La procédure lancée – et plutôt bien lancée –va au-delà de purs dossiers environnementaux. Ce qu’on discute touche par exemple à nos institutions, que
bousculent les nouveaux modes d’élaboration, de mise en œuvre et d’évaluation de la décision publique.
Nous sommes en effet entrés dans un temps où la légitimité institutionnelle classique – une procédure législative embrayant sur des textes d’application - ne
suffit plus, bien souvent, à rendre acceptables des projets ou des actes émanant des Etats. Il ne s’agit pas de concurrencer la représentation élue des citoyens, qui doit garder le dernier mot
dans ses champs de compétence. Il s’agit de la nécessité où l’on est aujourd’hui de passer par de nouvelles formes de démocratie, dites « de proximité ». L’environnement en est un champ
important et il n’y aura pas de développement durable sans participation organisée des citoyens. Le « Grenelle » doit donc proposer des réformes de nos institutions qui reconnaissent
ces démarches, et qui les ordonnent.
Le processus « Grenelle » est par lui-même significatif. En proposant une « négociation » - c’est le mot du président de la
République – au milieu associatif, il fait avancer en France la lente reconnaissance d’un statut d’interlocuteur et d’acteur, voire de contractant, pour la société civile et non plus pour
les seuls partenaires sociaux traditionnels. En mettant à son ordre du jour la « démocratie écologique », il encourage diverses revendications des ONG : porter le « dialogue
environnemental » au rang du dialogue social ; établir un « nouveau paritarisme » au bénéfice des défenseurs de l’environnement ; etc.

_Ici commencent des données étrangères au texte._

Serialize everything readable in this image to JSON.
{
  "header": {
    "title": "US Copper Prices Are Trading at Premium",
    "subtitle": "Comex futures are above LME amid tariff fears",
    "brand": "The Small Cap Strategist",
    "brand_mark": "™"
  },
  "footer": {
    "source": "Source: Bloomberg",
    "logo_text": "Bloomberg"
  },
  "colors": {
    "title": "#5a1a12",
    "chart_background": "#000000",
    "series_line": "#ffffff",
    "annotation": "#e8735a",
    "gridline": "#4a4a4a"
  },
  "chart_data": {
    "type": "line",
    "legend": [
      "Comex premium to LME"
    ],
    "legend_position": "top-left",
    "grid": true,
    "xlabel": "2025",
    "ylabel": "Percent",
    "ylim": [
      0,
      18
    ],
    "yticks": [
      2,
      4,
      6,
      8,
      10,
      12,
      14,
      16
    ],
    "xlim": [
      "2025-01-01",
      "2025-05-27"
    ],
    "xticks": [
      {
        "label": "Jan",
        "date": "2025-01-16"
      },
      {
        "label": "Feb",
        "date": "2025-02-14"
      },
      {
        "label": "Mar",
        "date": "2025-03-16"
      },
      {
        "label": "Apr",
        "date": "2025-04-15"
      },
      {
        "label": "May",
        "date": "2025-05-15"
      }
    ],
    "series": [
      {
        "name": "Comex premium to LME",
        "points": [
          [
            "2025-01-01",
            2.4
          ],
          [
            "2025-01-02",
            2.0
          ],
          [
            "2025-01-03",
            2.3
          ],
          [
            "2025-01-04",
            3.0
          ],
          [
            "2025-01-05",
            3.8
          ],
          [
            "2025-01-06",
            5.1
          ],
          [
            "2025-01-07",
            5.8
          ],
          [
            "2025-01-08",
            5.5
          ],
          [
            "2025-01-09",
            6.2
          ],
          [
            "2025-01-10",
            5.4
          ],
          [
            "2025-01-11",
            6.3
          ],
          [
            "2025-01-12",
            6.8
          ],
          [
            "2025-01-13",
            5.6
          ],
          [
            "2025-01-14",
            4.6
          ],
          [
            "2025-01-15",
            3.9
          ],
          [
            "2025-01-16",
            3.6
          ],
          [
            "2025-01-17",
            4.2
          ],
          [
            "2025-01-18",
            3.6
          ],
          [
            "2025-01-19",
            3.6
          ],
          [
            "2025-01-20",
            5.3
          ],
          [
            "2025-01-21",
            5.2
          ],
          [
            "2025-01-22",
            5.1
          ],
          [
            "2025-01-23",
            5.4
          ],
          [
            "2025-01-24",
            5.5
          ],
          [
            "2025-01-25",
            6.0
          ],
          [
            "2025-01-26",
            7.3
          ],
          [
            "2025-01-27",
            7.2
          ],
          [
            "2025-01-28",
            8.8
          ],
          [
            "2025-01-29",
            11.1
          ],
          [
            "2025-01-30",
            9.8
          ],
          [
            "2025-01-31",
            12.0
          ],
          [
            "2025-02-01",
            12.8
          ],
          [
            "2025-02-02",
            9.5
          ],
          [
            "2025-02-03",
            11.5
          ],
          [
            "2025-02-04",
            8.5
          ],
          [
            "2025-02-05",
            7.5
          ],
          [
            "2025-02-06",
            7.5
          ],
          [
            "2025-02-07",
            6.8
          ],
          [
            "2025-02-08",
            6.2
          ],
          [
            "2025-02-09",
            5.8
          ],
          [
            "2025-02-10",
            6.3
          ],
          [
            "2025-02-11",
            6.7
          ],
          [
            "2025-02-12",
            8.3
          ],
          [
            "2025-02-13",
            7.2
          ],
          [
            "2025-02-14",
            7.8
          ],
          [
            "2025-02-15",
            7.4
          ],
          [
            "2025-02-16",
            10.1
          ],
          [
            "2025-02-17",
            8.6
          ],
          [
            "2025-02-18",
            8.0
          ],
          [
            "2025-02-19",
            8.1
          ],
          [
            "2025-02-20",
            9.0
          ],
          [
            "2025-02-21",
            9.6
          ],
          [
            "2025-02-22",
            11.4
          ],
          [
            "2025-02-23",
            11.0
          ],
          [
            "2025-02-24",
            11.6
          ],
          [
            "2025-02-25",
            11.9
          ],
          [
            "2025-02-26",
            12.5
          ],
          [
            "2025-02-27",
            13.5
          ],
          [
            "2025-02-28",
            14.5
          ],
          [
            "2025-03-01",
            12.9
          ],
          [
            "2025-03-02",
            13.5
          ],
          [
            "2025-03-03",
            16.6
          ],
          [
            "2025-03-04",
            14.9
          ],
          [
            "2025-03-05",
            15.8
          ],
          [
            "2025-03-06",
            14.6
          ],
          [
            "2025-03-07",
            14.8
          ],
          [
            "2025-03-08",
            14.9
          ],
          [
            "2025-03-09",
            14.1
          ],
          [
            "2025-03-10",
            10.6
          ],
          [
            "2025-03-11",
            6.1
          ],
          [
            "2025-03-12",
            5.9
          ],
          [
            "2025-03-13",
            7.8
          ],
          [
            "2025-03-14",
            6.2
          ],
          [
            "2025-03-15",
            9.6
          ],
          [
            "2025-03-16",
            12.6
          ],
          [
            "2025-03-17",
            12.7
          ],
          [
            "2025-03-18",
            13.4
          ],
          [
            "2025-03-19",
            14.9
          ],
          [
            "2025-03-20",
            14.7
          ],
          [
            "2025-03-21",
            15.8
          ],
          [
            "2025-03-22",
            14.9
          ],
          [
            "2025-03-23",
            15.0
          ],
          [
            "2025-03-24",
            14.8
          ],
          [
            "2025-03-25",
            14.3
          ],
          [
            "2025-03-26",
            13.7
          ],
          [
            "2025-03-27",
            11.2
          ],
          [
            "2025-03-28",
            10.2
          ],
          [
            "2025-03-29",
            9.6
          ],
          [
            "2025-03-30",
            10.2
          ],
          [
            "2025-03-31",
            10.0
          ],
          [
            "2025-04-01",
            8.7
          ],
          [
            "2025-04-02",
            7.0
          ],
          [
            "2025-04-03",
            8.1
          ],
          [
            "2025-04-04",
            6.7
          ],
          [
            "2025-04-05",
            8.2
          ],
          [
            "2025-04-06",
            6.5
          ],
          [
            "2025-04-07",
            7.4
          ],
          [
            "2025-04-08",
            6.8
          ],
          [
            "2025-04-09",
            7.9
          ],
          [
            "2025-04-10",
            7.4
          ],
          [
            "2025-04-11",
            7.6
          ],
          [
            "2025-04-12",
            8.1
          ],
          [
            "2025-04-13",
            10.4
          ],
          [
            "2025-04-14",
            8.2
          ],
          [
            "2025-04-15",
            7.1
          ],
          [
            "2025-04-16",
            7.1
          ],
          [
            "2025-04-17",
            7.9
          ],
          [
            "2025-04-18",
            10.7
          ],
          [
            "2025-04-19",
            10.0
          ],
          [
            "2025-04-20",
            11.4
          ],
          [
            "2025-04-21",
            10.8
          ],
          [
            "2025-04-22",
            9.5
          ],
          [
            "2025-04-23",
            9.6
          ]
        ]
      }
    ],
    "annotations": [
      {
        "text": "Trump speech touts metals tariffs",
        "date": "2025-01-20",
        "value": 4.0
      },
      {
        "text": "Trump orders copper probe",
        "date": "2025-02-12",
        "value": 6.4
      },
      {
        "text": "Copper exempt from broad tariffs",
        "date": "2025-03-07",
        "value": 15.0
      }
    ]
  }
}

De telles réformes s’inscriront dans une évolution : lois de 1983 sur l’enquête publique, de février 1995 sur le débat public, de février 2002 sur « la
participation du public au processus décisionnel », affirmation par la Charte de l’environnement du « droit pour toute personne de participer à l’élaboration des projets ».
Dans le même temps, villes et régions bâtissaient leurs plans de développement et leurs Agendas 21 sur des démarches participatives, et les entreprises se
faisaient plus attentives à la voix des « parties prenantes », associations, consommateurs, organismes sociaux, collectivités…
Cette approche a pris du galon quand Ségolène Royal a fondé sa campagne sur la « démocratie participative » ou quand Nicolas Sarkozy, à peine entré
à l’Elysée, a décidé de dialoguer avec les ONG environnementales. Elle a un précédent en France : la reconnaissance des partenaires sociaux et l’organisation du paritarisme à la Libération
et dans la Constitution de 1946. Elle constitue le véritable « deuxième temps » de la décentralisation, visant, à côté des collectivités territoriales, les
acteurs intermédiaires ou, selon le terme reçu, la société civile.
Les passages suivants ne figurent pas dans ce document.